Wine lovers call this character "garrigue," a word we like to use because we can pronounce it (gah-REEG) and for its power to conjure the colorful countryside and market towns of Provence.

Unfortunately, the southern Rhone's expression has been diluted by its popularity. The most prized wines of the region, from the small town of Chateauneuf-du-Pape north of Avignon, have become pricey collector's items. Others from Gigondas, Vacqueyras, Lirac and other hill towns whose wines have been granted "cru" status -- enabling them to be labeled with just their town name -- have become so expensive that they are now special-occasion wines.

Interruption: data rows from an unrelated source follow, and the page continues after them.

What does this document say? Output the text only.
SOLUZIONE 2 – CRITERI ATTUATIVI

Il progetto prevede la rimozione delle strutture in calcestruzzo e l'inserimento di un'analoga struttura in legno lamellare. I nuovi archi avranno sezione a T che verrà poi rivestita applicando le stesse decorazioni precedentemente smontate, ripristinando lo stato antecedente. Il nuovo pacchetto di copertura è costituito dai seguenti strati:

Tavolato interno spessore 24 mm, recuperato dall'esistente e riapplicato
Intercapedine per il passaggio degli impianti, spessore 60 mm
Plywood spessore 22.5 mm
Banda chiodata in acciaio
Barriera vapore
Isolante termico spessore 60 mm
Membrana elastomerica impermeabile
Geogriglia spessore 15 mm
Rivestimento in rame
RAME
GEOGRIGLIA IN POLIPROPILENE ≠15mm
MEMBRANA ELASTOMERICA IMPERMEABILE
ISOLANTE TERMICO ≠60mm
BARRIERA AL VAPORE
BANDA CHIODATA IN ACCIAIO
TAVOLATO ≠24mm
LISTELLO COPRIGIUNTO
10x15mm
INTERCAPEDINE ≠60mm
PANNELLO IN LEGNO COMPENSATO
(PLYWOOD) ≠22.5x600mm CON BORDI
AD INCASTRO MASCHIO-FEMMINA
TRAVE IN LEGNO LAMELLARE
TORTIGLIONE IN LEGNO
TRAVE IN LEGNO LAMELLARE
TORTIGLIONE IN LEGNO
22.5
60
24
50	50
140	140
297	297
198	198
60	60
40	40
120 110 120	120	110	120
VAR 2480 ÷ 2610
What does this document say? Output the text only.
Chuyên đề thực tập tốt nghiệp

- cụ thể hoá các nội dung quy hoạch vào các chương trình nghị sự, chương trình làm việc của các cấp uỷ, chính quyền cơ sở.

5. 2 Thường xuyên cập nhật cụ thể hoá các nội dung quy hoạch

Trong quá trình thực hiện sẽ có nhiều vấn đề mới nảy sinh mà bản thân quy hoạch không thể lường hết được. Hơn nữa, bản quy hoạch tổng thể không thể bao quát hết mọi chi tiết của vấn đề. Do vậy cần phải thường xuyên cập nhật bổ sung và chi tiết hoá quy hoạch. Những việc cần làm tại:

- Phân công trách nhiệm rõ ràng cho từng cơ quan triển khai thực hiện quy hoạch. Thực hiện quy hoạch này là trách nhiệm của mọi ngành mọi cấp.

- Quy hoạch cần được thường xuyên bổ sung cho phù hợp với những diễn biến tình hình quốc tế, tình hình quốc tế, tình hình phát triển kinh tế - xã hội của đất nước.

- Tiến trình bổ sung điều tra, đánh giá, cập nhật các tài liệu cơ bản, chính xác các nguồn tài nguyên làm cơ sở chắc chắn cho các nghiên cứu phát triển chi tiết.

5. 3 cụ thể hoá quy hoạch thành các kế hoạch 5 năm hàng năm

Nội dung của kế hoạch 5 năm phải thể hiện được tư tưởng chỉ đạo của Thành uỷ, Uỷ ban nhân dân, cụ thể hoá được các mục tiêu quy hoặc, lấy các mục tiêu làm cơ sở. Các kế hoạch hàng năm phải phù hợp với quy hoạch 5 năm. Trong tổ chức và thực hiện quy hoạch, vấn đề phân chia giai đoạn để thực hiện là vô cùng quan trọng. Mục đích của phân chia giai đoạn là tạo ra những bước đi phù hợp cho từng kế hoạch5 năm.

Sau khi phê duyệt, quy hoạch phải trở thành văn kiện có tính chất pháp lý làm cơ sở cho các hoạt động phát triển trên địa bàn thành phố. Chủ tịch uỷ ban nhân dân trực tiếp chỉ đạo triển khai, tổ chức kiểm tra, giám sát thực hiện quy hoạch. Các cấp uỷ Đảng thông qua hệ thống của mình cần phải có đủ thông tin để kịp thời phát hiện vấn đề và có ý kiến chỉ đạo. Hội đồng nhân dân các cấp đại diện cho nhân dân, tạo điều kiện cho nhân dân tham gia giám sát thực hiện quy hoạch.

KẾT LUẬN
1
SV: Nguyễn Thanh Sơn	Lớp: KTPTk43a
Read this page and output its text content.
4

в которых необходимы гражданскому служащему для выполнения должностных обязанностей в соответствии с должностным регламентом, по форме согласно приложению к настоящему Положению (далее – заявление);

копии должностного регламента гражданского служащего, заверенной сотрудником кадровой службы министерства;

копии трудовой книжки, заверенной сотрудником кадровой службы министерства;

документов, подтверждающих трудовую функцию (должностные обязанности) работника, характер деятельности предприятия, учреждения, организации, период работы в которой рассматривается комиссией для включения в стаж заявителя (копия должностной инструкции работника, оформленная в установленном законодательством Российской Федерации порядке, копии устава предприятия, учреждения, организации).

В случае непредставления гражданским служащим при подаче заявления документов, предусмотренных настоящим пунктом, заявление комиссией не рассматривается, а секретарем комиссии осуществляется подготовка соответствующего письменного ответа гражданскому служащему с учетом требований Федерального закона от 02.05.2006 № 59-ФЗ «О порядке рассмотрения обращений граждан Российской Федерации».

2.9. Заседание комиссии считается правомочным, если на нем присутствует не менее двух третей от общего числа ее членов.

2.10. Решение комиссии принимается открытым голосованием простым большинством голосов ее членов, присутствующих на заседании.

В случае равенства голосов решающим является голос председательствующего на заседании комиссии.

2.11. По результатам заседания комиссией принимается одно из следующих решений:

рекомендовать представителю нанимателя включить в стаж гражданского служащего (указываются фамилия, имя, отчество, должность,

Even the lower appellations of Cotes du Rhone and Cotes du Rhone-Villages have crept up in price to the point where many approach $25 or higher. And too often, they lack that expression of Rhone terroir -- the garrigue -- that makes the region's wines special.

There are two reasons for this dilution of character. Increased popularity drives up prices and prompts producers and importers to send more wine to the United States, sometimes emphasizing quantity over quality. In addition, many winemakers are experimenting with fashionable, modern techniques (such as new oak barrels) to make expensive cuvees. Those high-end wines might someday capture an ultimate expression of their terroir, but for now, many of them lack true Rhone character. Some are quite good but taste as if they could come from anywhere.

Luckily, we can still find Rhone wines capable of sending us to southern France without a stop in the poorhouse. Here are some hints for your next shopping trip:

· Look for lower-end wines from established producers, such as the Domaine Saint Gayan Cotes du Rhone 2006, a $15 stunner from a leading Gigondas producer that could enjoy a long life in your cellar; the wine actually improves a day after being opened.

· Look also for wines grown in areas immediately surrounding the more famous appellations. Domaine Charvin, a small producer of highly regarded Chateauneuf-du-Pape, produces a wine it calls "à côté," or "next door." Labeled Vin de Pays Principaute d'Orange, from the area just north of Chateauneuf, this simple-sounding "country wine" in the screw-cap bottle would be easy to pass over on a store shelf. That would be a mistake, for at $14 it does a good job of mimicking its heftier southern neighbor.

· Finally, look for wines from areas bordering the traditional Cotes du Rhone region. These appellations, such as Coteaux du Tricastin, Cotes du Ventoux and Cotes du Luberon, do not say "Rhone" on the label but show Rhone character in the wine. Le Paradou 2007 ($13), from the Cotes du Luberon, a rugged, mountainous area east of Avignon where Haute Provence stretches toward the Cote d'Azur, is beautifully floral, like a spring breeze wafting through an herb garden in bloom. The wine has enough body and tannin to bring these aromas down to earth, but it still might transport you to the South of France.